Jeune diplômé en journalisme, il a cherché à vivre de sa passion dans son pays d’origine, avant de rapidement déchanter. Sans pour autant renoncer. Installé à Bruxelles depuis dix ans, il grappille des piges çà et là. Reporter multiplateforme, il jongle avec les langues comme avec la plume, le micro et la caméra. Et pourtant, il peine toujours à payer son loyer. Témoignage anonyme d’un journaliste de la “génération précaire”.
Le départ
J’avais 25 ans quand je suis parti à Bruxelles, sans rien, pour chercher fortune. Je rêvais de devenir un grand journaliste. J’ai pensé: "C’est à Bruxelles que l’on trouve les informations, autant être sur place et jouer le tout pour le tout." Dans ma ville d’origine, j’ai collaboré pendant trois ans avec le plus grand quotidien local. Trois années passées sur les routes, à chercher des informations, payées 20 euros brut la pièce. "Tu es brillant, mais le chemin est long, il faut malheureusement attendre une dizaine d’années avant d’être engagé", m’a dit un jour le rédacteur en chef. Dix ans, c’est trop, je ne veux pas me retrouver dans une rédaction à plus de quarante ans, épuisé. Chez moi, je n’ai pas de protecteur, je ne suis le fils de personne, je n’ai pas fréquenté une école dont le nom ouvre les bonnes portes, je ne pouvais pas me le permettre. Alors, autant partir.
À Bruxelles, j’écris gratuitement
Je suis arrivé à Bruxelles au plus fort de la crise de l’euro. La presse écrite et l’opinion publique découvrent subitement à quel point l’Europe est importante. Mieux vaut tard que jamais. Venir ici était une bonne décision. Je me mets au travail sans attendre: j’étudie le fonctionnement des rouages de l’UE, le droit communautaire et les langues, car je dois rapidement apprendre l’anglais et le français. La seule voie possible pour acquérir une expérience européenne consiste à trouver quelques euros et à faire des stages. Mais mon rêve demeure inchangé, je veux toujours faire du journalisme. Ce rêve, je l’entretiens dès que je peux, après les 8 heures de stage quotidiennes, l’étude du fonctionnement de l’UE et des langues.
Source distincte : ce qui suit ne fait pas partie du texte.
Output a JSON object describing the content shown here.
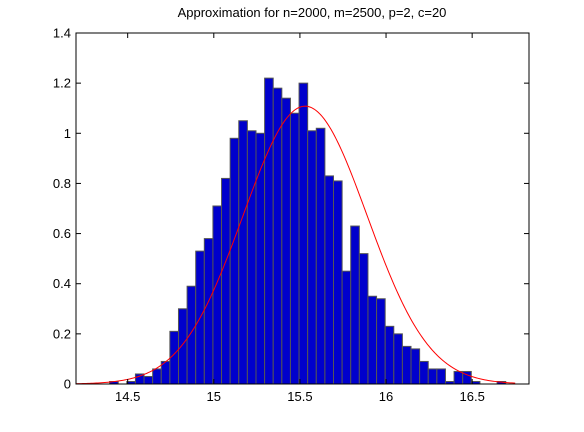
{
  "figure": {
    "background": "#ffffff"
  },
  "chart_data": {
    "type": "bar",
    "title": "Approximation for n=2000, m=2500, p=2, c=20",
    "xlabel": "",
    "ylabel": "",
    "xlim": [
      14.2,
      16.83
    ],
    "ylim": [
      0,
      1.4
    ],
    "grid": false,
    "legend": "none",
    "xticks": [
      14.5,
      15,
      15.5,
      16,
      16.5
    ],
    "xtick_labels": [
      "14.5",
      "15",
      "15.5",
      "16",
      "16.5"
    ],
    "yticks": [
      0,
      0.2,
      0.4,
      0.6,
      0.8,
      1,
      1.2,
      1.4
    ],
    "ytick_labels": [
      "0",
      "0.2",
      "0.4",
      "0.6",
      "0.8",
      "1",
      "1.2",
      "1.4"
    ],
    "histogram": {
      "bin_width": 0.05,
      "bin_centers": [
        14.27,
        14.32,
        14.37,
        14.42,
        14.47,
        14.52,
        14.57,
        14.62,
        14.67,
        14.72,
        14.77,
        14.82,
        14.87,
        14.92,
        14.97,
        15.02,
        15.07,
        15.12,
        15.17,
        15.22,
        15.27,
        15.32,
        15.37,
        15.42,
        15.47,
        15.52,
        15.57,
        15.62,
        15.67,
        15.72,
        15.77,
        15.82,
        15.87,
        15.92,
        15.97,
        16.02,
        16.07,
        16.12,
        16.17,
        16.22,
        16.27,
        16.32,
        16.37,
        16.42,
        16.47,
        16.52,
        16.57,
        16.62,
        16.67,
        16.72
      ],
      "values": [
        0,
        0,
        0,
        0.01,
        0,
        0.01,
        0.04,
        0.03,
        0.06,
        0.09,
        0.21,
        0.3,
        0.39,
        0.53,
        0.58,
        0.71,
        0.82,
        0.98,
        1.05,
        1.01,
        1.0,
        1.22,
        1.18,
        1.14,
        1.08,
        1.2,
        1.01,
        1.02,
        0.83,
        0.81,
        0.45,
        0.63,
        0.52,
        0.35,
        0.34,
        0.23,
        0.2,
        0.15,
        0.14,
        0.09,
        0.06,
        0.06,
        0.01,
        0.05,
        0.05,
        0.01,
        0,
        0,
        0.01,
        0
      ],
      "fill": "#0000cc",
      "edge": "#555555"
    },
    "curve": {
      "label": "",
      "type": "normal",
      "mean": 15.53,
      "std": 0.36,
      "color": "#ff0000",
      "x_range": [
        14.2,
        16.75
      ]
    }
  }
}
J’écris mes premiers articles pour les pages étrangères du quotidien local de ma ville d’origine. Une trentaine d’euros par article, ce n’est pas énorme, mais c’est un premier pas avant de publier à Bruxelles. Il n’y a guère de place pour moi dans ces pages, la rédaction préfère copier et coller les communiqués des agences. J’ai pris mon courage à deux mains pour envoyer un premier mail proposant mes services à des rédactions et sites Internet. Évidemment, sans parler d’argent, cela ne se fait pas, c’est mal vu. Même si je prends une grosse voix, certains comprennent que je suis jeune et en profitent : "Nous ne sommes pas en mesure de vous payer les prix unitaires pratiqués à Bruxelles, mais si les articles sont bons, nous les publierons. En exclusivité évidemment." Je me permets de refuser, si j’écrivais gratuitement, je braderais le professionnalisme que je tente de construire par mon travail acharné. En revanche, j’accepte d’écrire à bas prix, 15-20 euros brut l’article, c’est mieux que rien et au moins je sauve la face.
Communication et arnaque
Pendant ce temps, les mois passent, je parle couramment anglais et français et je navigue aisément dans la sphère européenne, je développe petit à petit des contacts intéressants et je trouve des informations pertinentes. Reste à me faire payer. Grâce à ma connaissance des langues, de l’Europe et à ma bonne volonté, je trouve quelques petits travaux dans la communication : coupures de presse, newsletters, communiqués de presse, posts pour les médias sociaux et discours écrits pour quelques personnes publiques.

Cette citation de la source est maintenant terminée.